The Guardian reports that cybersecurity firm Hacking Team experienced a data breach on Monday, leading to 400 GB of its documents being leaked to the Internet. Among the documents are those confirming the firm’s ability to infiltrate and monitor jailbroken iPhones for government agencies, including those of repressive regimes.
Much has been speculated before and after Edward Snowden’s release of a trove of National Security Agency (NSA) documents in 2013 about the capabilities of the United States’ agencies as well as those of allies and enemies. The Hacking Team dump reveals quite a bit more about the routine functions of third-party suppliers into that ecosystem, including specifically enumerated capabilities.

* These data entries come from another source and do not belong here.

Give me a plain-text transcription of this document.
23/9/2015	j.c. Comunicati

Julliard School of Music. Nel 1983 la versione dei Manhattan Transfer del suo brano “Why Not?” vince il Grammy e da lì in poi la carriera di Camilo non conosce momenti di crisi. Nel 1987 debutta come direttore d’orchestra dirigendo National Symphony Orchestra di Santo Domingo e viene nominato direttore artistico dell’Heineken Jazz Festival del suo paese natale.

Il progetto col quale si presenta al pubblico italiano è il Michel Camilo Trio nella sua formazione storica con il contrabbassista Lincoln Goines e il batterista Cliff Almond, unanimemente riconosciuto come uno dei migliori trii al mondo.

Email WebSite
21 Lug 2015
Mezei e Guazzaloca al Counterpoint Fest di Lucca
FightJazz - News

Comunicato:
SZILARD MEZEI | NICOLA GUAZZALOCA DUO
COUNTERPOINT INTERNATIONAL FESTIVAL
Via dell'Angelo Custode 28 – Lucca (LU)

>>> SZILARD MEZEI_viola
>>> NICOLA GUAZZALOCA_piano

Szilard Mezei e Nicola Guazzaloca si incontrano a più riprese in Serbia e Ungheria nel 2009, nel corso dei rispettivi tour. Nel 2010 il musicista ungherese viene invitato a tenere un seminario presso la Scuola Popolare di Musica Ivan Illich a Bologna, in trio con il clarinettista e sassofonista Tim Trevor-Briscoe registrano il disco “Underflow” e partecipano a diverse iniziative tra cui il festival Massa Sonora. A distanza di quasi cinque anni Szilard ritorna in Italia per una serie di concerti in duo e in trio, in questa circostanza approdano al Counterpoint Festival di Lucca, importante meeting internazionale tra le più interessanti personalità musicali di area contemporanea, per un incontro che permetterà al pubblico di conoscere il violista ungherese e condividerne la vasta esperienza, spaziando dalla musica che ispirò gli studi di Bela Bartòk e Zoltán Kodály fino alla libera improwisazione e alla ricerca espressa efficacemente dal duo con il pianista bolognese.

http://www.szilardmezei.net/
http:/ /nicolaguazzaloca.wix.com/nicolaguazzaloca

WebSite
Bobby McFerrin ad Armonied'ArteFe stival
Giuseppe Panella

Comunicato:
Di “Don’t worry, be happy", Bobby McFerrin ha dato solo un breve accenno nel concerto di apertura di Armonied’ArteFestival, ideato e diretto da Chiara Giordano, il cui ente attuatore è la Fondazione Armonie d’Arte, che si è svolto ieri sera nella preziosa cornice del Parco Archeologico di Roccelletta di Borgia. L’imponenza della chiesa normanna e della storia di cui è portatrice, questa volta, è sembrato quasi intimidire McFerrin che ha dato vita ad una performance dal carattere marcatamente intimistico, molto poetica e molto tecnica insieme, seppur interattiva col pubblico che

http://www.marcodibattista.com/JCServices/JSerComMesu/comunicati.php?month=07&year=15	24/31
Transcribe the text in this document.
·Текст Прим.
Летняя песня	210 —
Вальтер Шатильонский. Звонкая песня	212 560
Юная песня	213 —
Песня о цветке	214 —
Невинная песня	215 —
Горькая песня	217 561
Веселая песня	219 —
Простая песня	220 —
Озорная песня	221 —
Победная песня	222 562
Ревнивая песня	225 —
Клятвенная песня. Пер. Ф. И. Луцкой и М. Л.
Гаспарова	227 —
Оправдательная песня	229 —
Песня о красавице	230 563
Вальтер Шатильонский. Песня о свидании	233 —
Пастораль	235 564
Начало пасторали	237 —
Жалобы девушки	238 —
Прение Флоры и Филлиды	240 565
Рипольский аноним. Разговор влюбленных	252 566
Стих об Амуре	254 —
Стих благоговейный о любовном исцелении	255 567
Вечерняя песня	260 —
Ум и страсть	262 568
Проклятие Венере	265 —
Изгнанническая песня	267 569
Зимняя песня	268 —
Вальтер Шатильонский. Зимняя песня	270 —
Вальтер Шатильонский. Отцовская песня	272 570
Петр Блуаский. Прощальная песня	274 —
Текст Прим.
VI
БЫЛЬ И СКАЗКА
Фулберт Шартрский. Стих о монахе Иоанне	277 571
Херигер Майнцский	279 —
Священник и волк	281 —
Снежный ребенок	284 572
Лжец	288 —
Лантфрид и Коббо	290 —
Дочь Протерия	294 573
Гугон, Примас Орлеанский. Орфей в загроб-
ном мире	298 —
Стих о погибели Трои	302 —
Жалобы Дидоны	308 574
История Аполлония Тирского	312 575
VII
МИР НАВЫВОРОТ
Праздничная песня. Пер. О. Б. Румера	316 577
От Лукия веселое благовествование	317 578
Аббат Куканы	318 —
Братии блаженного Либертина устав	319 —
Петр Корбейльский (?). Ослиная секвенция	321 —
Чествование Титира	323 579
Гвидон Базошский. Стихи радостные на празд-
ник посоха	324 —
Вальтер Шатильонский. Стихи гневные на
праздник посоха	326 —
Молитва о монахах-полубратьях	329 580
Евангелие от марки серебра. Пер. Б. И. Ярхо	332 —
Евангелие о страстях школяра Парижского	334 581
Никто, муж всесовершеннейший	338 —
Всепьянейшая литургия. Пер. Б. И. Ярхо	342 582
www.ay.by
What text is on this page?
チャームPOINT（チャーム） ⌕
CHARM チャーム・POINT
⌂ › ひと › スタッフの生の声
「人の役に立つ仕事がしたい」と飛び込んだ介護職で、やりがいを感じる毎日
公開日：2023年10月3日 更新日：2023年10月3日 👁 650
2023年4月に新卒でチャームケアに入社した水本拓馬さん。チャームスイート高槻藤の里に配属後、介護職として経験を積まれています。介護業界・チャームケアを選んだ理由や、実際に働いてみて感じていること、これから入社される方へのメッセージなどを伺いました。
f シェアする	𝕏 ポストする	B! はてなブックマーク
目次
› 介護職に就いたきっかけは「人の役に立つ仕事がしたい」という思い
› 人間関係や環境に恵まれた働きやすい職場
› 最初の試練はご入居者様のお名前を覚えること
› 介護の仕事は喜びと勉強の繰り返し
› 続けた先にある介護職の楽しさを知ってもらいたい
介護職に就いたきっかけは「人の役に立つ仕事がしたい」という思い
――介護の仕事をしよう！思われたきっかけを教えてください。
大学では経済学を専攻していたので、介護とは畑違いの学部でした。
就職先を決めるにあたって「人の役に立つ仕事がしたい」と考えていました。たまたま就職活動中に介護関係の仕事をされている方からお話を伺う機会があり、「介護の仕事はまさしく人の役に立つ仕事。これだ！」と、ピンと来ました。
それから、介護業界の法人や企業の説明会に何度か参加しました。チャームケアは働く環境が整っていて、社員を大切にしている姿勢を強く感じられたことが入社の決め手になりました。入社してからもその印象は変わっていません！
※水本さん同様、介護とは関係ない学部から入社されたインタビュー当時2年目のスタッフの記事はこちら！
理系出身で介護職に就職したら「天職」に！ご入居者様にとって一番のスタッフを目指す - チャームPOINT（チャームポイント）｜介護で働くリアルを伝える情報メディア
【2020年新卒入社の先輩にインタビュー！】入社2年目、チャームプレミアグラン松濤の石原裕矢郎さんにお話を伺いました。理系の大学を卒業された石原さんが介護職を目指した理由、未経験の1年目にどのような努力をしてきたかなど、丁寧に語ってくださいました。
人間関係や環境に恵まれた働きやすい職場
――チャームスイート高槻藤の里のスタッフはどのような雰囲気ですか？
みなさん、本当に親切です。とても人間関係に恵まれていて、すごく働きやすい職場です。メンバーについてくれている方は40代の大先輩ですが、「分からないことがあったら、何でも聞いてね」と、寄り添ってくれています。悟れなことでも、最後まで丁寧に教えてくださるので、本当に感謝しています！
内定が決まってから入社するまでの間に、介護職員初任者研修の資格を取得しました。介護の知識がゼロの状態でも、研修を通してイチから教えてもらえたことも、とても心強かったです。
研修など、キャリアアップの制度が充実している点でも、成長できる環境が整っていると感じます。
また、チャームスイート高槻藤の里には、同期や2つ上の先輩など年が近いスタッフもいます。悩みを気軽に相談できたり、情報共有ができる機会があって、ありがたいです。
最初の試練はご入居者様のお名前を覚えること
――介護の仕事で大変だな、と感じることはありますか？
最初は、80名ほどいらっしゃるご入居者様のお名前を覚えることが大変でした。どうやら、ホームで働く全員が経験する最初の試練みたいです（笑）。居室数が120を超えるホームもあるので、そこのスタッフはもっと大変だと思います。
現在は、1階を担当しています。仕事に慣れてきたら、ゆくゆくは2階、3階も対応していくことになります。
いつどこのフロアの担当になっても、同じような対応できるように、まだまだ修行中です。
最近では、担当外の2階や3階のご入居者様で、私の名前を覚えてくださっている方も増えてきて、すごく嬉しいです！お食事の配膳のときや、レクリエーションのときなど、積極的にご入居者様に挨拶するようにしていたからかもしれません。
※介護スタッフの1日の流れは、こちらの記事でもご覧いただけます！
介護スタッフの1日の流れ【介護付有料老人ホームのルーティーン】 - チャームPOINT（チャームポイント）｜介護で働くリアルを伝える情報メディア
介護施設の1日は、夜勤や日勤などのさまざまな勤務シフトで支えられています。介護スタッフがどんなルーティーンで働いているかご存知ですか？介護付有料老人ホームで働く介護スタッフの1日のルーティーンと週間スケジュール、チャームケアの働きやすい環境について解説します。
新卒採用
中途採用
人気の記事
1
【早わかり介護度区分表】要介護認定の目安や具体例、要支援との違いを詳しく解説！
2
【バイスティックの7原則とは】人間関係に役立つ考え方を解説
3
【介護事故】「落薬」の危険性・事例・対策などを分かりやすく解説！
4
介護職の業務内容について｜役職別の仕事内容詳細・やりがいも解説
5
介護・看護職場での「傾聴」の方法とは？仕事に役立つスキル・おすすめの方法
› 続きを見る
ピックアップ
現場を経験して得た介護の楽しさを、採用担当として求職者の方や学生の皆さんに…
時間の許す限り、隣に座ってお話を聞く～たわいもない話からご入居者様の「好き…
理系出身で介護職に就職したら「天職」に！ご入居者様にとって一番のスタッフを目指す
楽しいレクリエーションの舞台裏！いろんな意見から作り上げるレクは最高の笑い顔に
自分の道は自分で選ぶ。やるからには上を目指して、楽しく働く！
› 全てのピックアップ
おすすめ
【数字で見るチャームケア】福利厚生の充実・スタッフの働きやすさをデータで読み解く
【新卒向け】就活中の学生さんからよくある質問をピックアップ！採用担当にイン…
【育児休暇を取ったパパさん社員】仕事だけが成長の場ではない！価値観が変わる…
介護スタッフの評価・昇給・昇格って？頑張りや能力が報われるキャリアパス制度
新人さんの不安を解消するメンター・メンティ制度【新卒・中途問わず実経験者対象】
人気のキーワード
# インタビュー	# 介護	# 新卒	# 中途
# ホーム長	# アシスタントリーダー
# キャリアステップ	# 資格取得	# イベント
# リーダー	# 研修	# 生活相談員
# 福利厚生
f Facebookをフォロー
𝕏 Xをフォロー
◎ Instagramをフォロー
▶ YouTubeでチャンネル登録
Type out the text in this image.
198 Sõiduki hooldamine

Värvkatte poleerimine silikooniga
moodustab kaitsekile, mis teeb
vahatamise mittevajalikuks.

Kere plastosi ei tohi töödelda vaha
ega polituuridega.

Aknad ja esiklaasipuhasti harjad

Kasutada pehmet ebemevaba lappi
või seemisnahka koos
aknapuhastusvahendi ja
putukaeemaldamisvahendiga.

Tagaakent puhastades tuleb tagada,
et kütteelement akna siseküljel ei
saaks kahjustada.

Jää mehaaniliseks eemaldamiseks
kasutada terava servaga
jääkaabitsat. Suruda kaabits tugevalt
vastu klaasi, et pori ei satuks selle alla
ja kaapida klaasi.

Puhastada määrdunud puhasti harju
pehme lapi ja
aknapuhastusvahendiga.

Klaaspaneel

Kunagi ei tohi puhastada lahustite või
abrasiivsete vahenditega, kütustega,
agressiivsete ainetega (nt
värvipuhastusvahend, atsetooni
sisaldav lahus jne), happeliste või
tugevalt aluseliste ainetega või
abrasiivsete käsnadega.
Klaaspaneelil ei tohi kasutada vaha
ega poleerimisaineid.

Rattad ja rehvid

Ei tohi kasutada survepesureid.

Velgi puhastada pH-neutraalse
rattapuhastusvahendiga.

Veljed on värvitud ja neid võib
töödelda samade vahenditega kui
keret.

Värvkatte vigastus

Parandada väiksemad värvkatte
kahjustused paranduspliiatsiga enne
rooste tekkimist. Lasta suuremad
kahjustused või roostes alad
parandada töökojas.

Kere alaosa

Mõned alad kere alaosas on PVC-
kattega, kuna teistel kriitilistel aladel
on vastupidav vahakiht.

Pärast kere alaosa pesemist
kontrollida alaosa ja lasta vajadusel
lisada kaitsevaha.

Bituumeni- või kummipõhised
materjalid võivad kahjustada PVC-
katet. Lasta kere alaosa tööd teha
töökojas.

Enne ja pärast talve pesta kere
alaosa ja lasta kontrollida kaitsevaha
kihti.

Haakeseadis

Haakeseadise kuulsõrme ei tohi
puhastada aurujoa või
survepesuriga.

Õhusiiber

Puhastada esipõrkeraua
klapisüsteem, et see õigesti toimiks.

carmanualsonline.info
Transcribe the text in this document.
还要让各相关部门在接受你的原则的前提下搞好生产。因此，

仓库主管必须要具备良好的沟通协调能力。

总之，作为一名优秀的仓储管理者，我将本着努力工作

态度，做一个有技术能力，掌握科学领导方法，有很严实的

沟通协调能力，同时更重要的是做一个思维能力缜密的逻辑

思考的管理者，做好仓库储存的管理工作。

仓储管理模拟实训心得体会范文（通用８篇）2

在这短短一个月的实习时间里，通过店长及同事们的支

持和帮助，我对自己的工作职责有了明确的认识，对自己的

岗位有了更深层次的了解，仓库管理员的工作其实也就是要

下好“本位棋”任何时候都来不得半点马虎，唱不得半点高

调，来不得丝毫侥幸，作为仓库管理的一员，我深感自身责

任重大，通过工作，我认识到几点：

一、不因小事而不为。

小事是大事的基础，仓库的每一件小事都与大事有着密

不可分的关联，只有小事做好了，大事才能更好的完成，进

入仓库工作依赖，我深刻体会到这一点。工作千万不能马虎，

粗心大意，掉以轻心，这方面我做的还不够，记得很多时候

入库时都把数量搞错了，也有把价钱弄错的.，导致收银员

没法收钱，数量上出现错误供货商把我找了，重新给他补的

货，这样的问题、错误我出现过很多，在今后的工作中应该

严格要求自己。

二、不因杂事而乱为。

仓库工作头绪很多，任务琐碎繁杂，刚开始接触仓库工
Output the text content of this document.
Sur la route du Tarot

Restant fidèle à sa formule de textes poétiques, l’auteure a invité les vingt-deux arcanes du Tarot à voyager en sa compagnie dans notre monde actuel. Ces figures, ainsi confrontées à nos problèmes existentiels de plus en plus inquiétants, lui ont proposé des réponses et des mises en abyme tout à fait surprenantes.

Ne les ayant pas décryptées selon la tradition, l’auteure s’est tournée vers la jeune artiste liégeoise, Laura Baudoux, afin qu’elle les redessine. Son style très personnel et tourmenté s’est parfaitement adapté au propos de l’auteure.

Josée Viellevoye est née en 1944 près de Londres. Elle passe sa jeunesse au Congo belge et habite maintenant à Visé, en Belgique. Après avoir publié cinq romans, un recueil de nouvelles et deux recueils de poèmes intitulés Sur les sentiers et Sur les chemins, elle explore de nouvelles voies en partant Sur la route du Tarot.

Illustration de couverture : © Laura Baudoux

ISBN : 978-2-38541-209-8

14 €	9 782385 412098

iOS users should therefore take note that the long-running concern that jailbroken iPhones and iPads were susceptible to vulnerabilities that could include access by so-called state actors appears to be confirmed by the data breach.
While the Hacking Team’s software requires a jailbroken iPhone, the firm also has the ability to jailbreak a standard iPhone and infect the newly jailbroken device via a malware-infected trusted computer the iPhone syncs with.
The firm’s pricing list notes that hacking an iOS device costs €50,000 ($55,242), and includes monitoring of Skype, WhatsApp and Viber chats, location, contacts and lists of calls. Again, this does reuire a jailbroken device.
MacRumors notes Hacking Team uses a legitimate Apple enterprise signing certificate, such as that used by corporations to install software on an employee’s device, to bypass iOS app installation procedures. The firm also has the ability to create a malicious Newsstand app that could monitor keystrokes and other activity on the infected device.
In 2014, researchers working independently of each other at Kaspersky Labs and Citizen Labs reported they had discovered components of Hacking Team’s tools, and described how they were being used by government agencies to steal data from mobile devices.